Tim Anderson: He went just 7-for-36 against the Royals with no extra-base hits and two walks, which was symptomatic of his entire season. He'd generally excelled at giving the Royals a taste of their own BABIP-related medicine, hitting .312/.349/.454 over 92 games since the start of the 2019 season, but he had nothing for them, or anybody, this year.
Classy Michael Massey: The Royals outhomered the Sox 18-11, which is something that shouldn't happen. Massey played a big part in that. He hit .300 against the White Sox over 11 games, but he slugged .800 on the strength of six homers.
Salvador Perez: He was neither good nor bad against the Sox this year, hitting .279/.298/.419 with home homer, one walk and 12 strikeouts over 11 games. That seems like a profile the Sox should steer away from given their difficulty defending the strike zone, but the Sox keep adding former Royals to their decision-making ranks, so everybody is bracing for the inevitability.
Defining Pitchers
Michael Kopech: The Andrew Vaughn of pitchers, Kopech threw his best start of the season against the Royals, facing the minimum and striking out 10 over eight scoreless, one-hit innings. He allowed more baserunners in his two-thirds of an inning on Sept. 12, in which he threw just 10 of 20 pitches for strikes.

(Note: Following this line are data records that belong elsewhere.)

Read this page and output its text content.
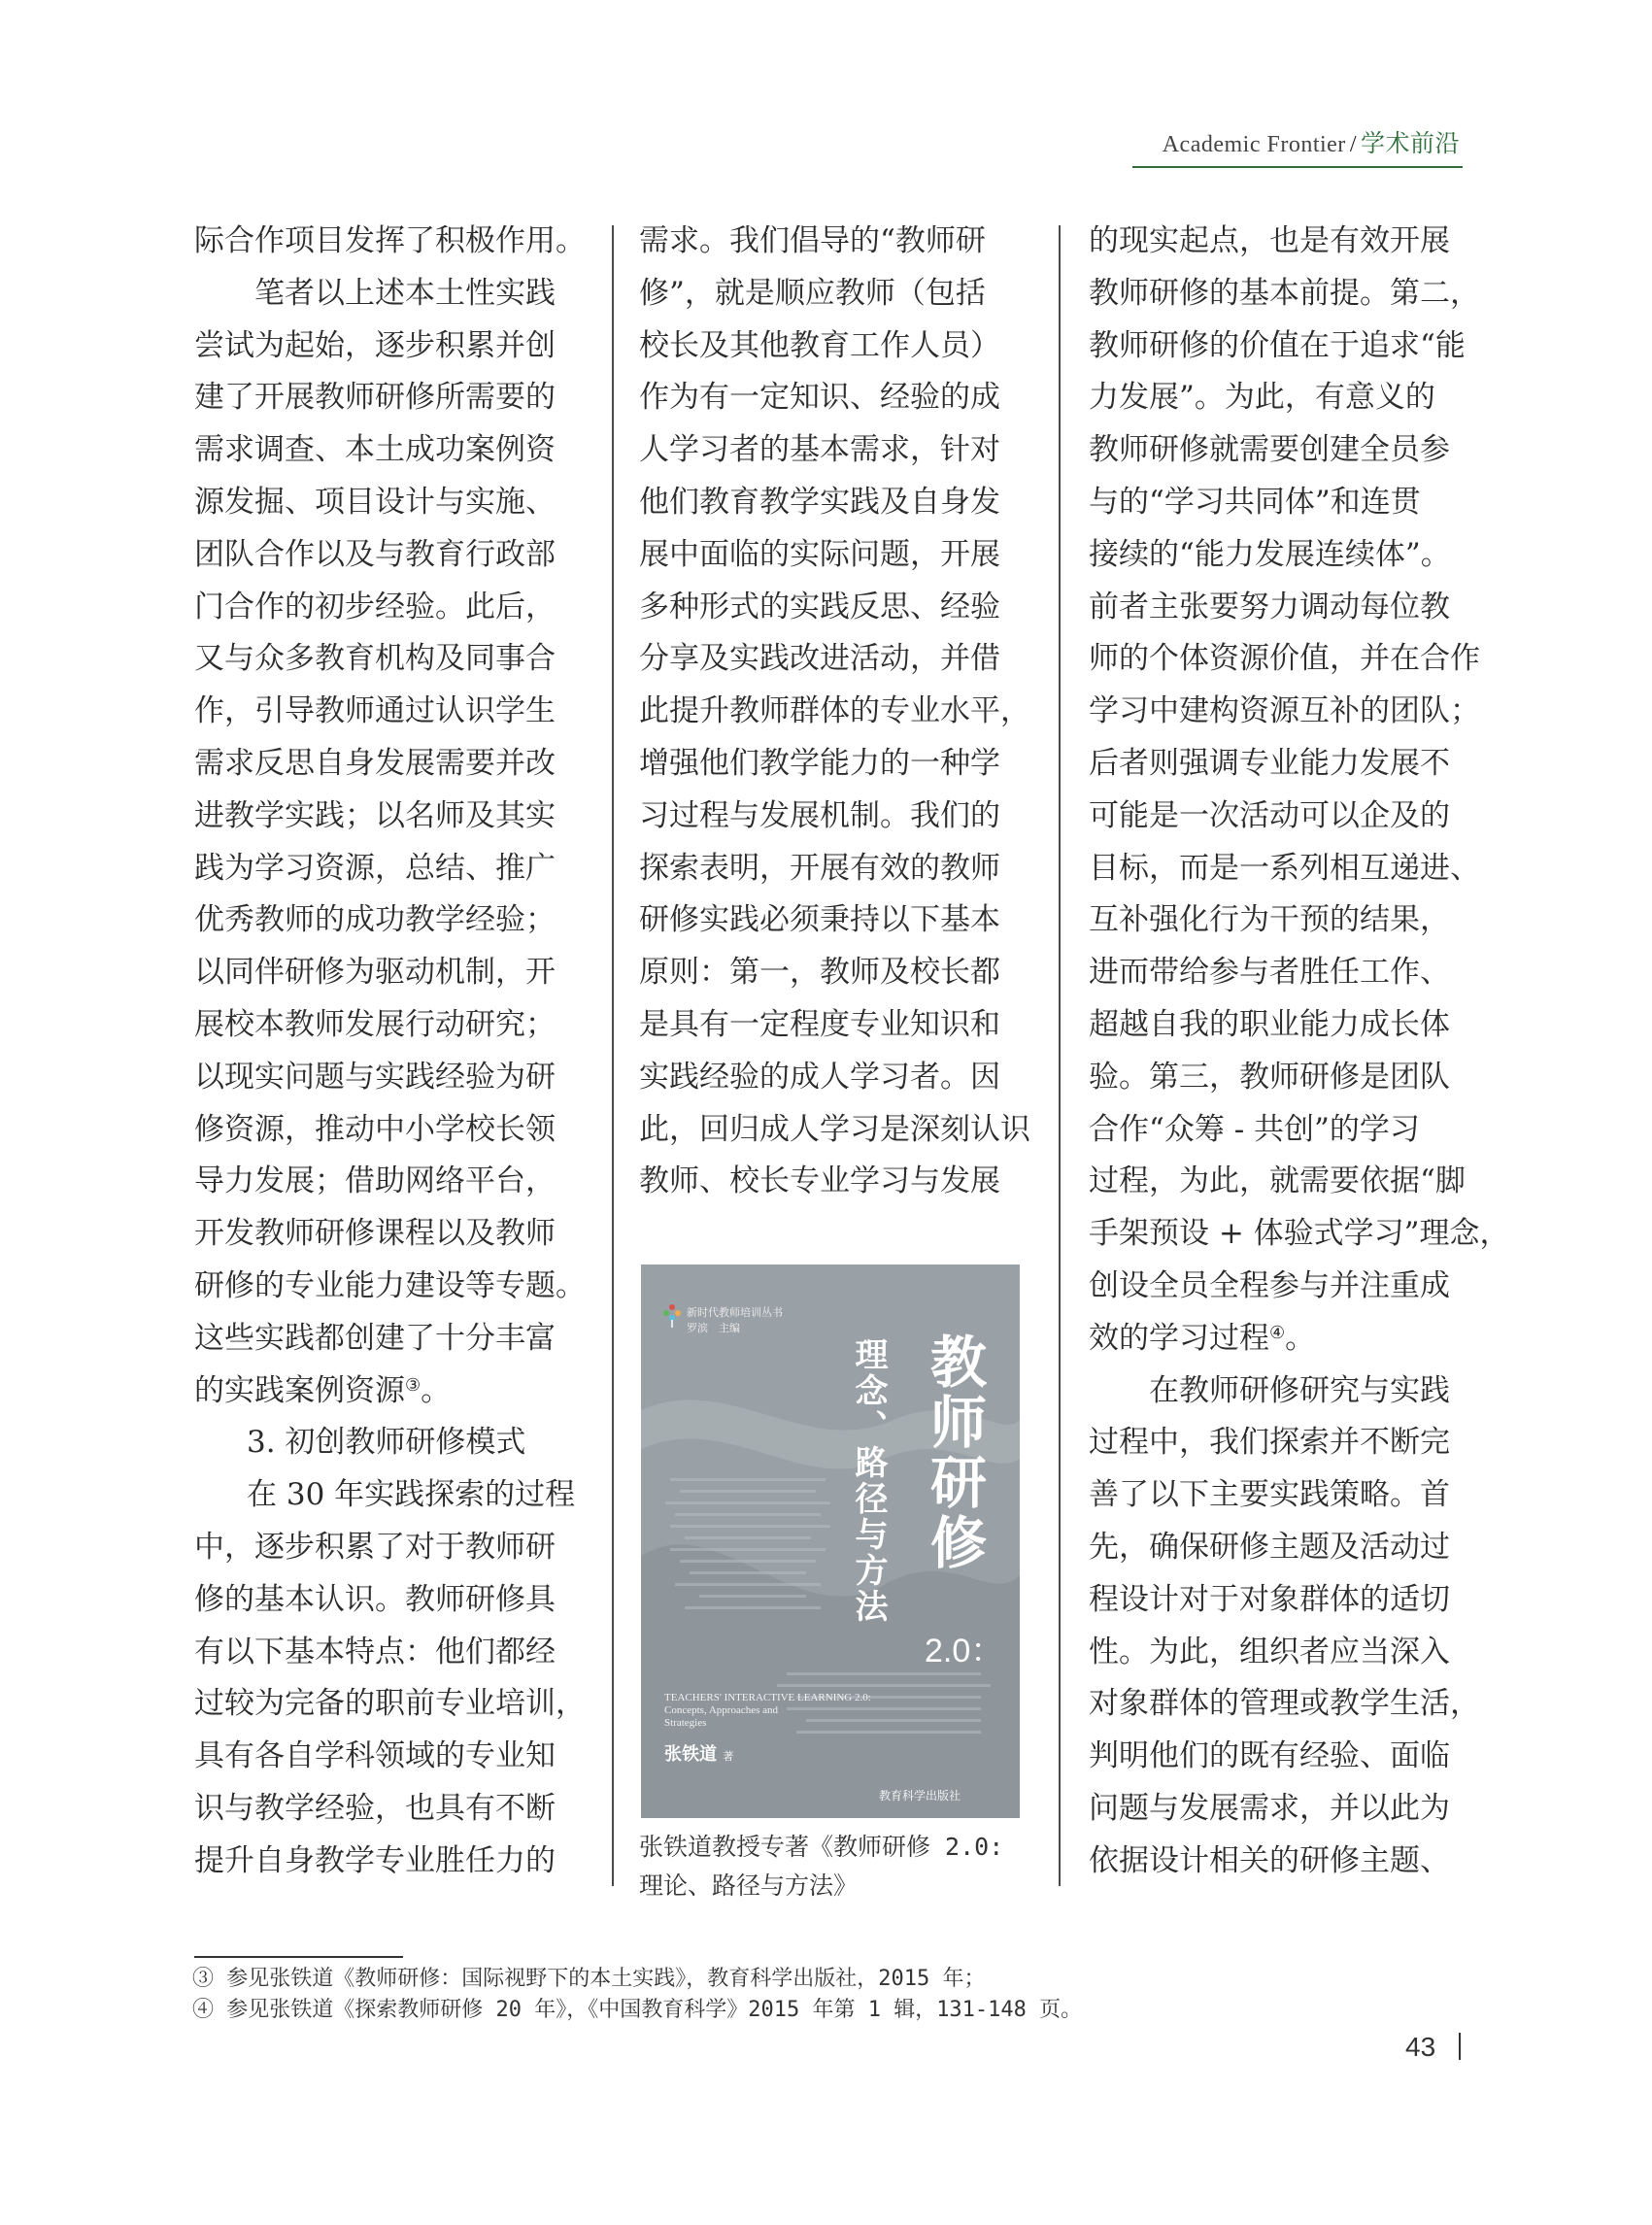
Academic Frontier / 学术前沿

际合作项目发挥了积极作用。

笔者以上述本土性实践

尝试为起始，逐步积累并创

建了开展教师研修所需要的

需求调查、本土成功案例资

源发掘、项目设计与实施、

团队合作以及与教育行政部

门合作的初步经验。此后，

又与众多教育机构及同事合

作，引导教师通过认识学生

需求反思自身发展需要并改

进教学实践；以名师及其实

践为学习资源，总结、推广

优秀教师的成功教学经验；

以同伴研修为驱动机制，开

展校本教师发展行动研究；

以现实问题与实践经验为研

修资源，推动中小学校长领

导力发展；借助网络平台，

开发教师研修课程以及教师

研修的专业能力建设等专题。

这些实践都创建了十分丰富

的实践案例资源③。

3. 初创教师研修模式

在 30 年实践探索的过程

中，逐步积累了对于教师研

修的基本认识。教师研修具

有以下基本特点：他们都经

过较为完备的职前专业培训，

具有各自学科领域的专业知

识与教学经验，也具有不断

提升自身教学专业胜任力的

需求。我们倡导的“教师研

修”，就是顺应教师（包括

校长及其他教育工作人员）

作为有一定知识、经验的成

人学习者的基本需求，针对

他们教育教学实践及自身发

展中面临的实际问题，开展

多种形式的实践反思、经验

分享及实践改进活动，并借

此提升教师群体的专业水平，

增强他们教学能力的一种学

习过程与发展机制。我们的

探索表明，开展有效的教师

研修实践必须秉持以下基本

原则：第一，教师及校长都

是具有一定程度专业知识和

实践经验的成人学习者。因

此，回归成人学习是深刻认识

教师、校长专业学习与发展

新时代教师培训丛书
罗滨　主编
教师研修
2.0：
理念、路径与方法
TEACHERS' INTERACTIVE LEARNING 2.0:
Concepts, Approaches and
Strategies
张铁道 著
教育科学出版社

张铁道教授专著《教师研修 2.0:

理论、路径与方法》

的现实起点，也是有效开展

教师研修的基本前提。第二，

教师研修的价值在于追求“能

力发展”。为此，有意义的

教师研修就需要创建全员参

与的“学习共同体”和连贯

接续的“能力发展连续体”。

前者主张要努力调动每位教

师的个体资源价值，并在合作

学习中建构资源互补的团队；

后者则强调专业能力发展不

可能是一次活动可以企及的

目标，而是一系列相互递进、

互补强化行为干预的结果，

进而带给参与者胜任工作、

超越自我的职业能力成长体

验。第三，教师研修是团队

合作“众筹 - 共创”的学习

过程，为此，就需要依据“脚

手架预设 + 体验式学习”理念，

创设全员全程参与并注重成

效的学习过程④。

在教师研修研究与实践

过程中，我们探索并不断完

善了以下主要实践策略。首

先，确保研修主题及活动过

程设计对于对象群体的适切

性。为此，组织者应当深入

对象群体的管理或教学生活，

判明他们的既有经验、面临

问题与发展需求，并以此为

依据设计相关的研修主题、

③ 参见张铁道《教师研修：国际视野下的本土实践》，教育科学出版社，2015 年；

④ 参见张铁道《探索教师研修 20 年》，《中国教育科学》2015 年第 1 辑，131-148 页。

43
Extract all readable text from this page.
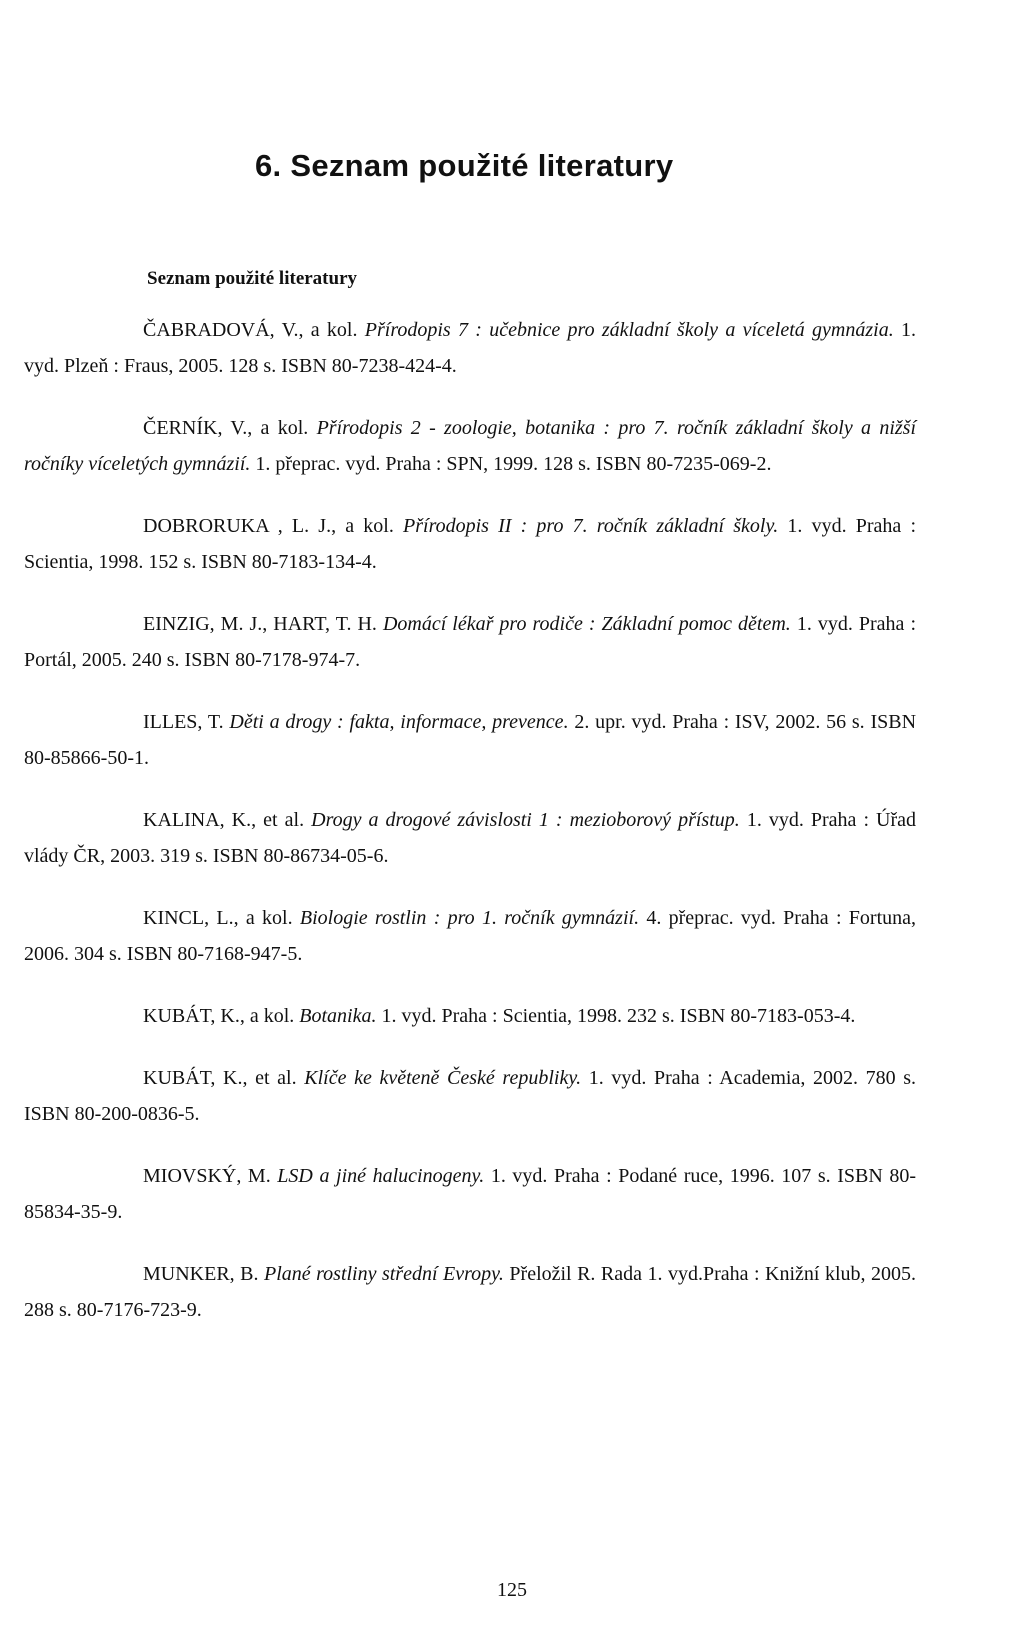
6. Seznam použité literatury
Seznam použité literatury

ČABRADOVÁ, V., a kol. Přírodopis 7 : učebnice pro základní školy a víceletá gymnázia. 1. vyd. Plzeň : Fraus, 2005. 128 s. ISBN 80-7238-424-4.

ČERNÍK, V., a kol. Přírodopis 2 - zoologie, botanika : pro 7. ročník základní školy a nižší ročníky víceletých gymnázií. 1. přeprac. vyd. Praha : SPN, 1999. 128 s. ISBN 80-7235-069-2.

DOBRORUKA , L. J., a kol. Přírodopis II : pro 7. ročník základní školy. 1. vyd. Praha : Scientia, 1998. 152 s. ISBN 80-7183-134-4.

EINZIG, M. J., HART, T. H. Domácí lékař pro rodiče : Základní pomoc dětem. 1. vyd. Praha : Portál, 2005. 240 s. ISBN 80-7178-974-7.

ILLES, T. Děti a drogy : fakta, informace, prevence. 2. upr. vyd. Praha : ISV, 2002. 56 s. ISBN 80-85866-50-1.

KALINA, K., et al. Drogy a drogové závislosti 1 : mezioborový přístup. 1. vyd. Praha : Úřad vlády ČR, 2003. 319 s. ISBN 80-86734-05-6.

KINCL, L., a kol. Biologie rostlin : pro 1. ročník gymnázií. 4. přeprac. vyd. Praha : Fortuna, 2006. 304 s. ISBN 80-7168-947-5.

KUBÁT, K., a kol. Botanika. 1. vyd. Praha : Scientia, 1998. 232 s. ISBN 80-7183-053-4.

KUBÁT, K., et al. Klíče ke květeně České republiky. 1. vyd. Praha : Academia, 2002. 780 s. ISBN 80-200-0836-5.

MIOVSKÝ, M. LSD a jiné halucinogeny. 1. vyd. Praha : Podané ruce, 1996. 107 s. ISBN 80-85834-35-9.

MUNKER, B. Plané rostliny střední Evropy. Přeložil R. Rada 1. vyd.Praha : Knižní klub, 2005. 288 s. 80-7176-723-9.

125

Dylan Cease: The Royals do a good job of summing up Cease's difficulties in repeating his Cy Young runner-up campaign. In 2022, he struck out 26 batters against just 20 baserunners over 17 ⅔ innings. A year later, Cease gave up 21 hits alone over 15⅔ innings. He only issued four walks, but his strikes were so much more hittable.
Jordan Lyles: Lyles went 0-3 in four starts with a 6.66 ERA, but he somehow pitched 24⅓ innings, which is a perfect distillation of his season. He should've been able to pick up a win in the no-decision, but that's the game where the Royals blew a 9-0 lead and won 11-10. Sometimes the offense arrived early, sometimes it arrived late, but the White Sox always managed to do enough to prevent him from leaving with a victory.
Cole Ragans: The White Sox had enough difficulty hitting the Royals' decidedly mediocre pitchers like Brad Keller, Jackson Kowar and end-of-the-line Zack Greinke, so when Cole Ragans showed up and threw six innings of one-hit ball, it laid bare how much worse it could get for the White Sox if Kansas City actually developed good arms.
Defining characteristics
Quick games: The average White Sox game took 2 hours and 41 minutes to complete, but 11 of their 13 games against the Royals came in under that mark. It makes sense, considering how often the games only featured one functioning offense.
Dumb things: Neither team covered themselves in glory over the course of 13 games, which you'd expect from two teams that combined to lose 207 games. The Royals lost a 9-0 lead, while the White Sox lost a game on a walk-off balk. Those sorts of dumb things.
Unimpressive managers: The White Sox and the Royals were the last two teams to fill their managerial vacancies, and both hired managers who could've very well ended up with the other team. The White Sox hired Grifol away from the Royals, while Kansas City hired the archetype many White Sox fans considered ideal in Matt Quatraro, who was formerly Tampa Bay's bench coach. Grifol definitely came off as more of a stiff, but that might be due to higher expectations. Plus, Grifol had a previous Rays bench coach as his bench coach, and a fat lot of good that did anybody.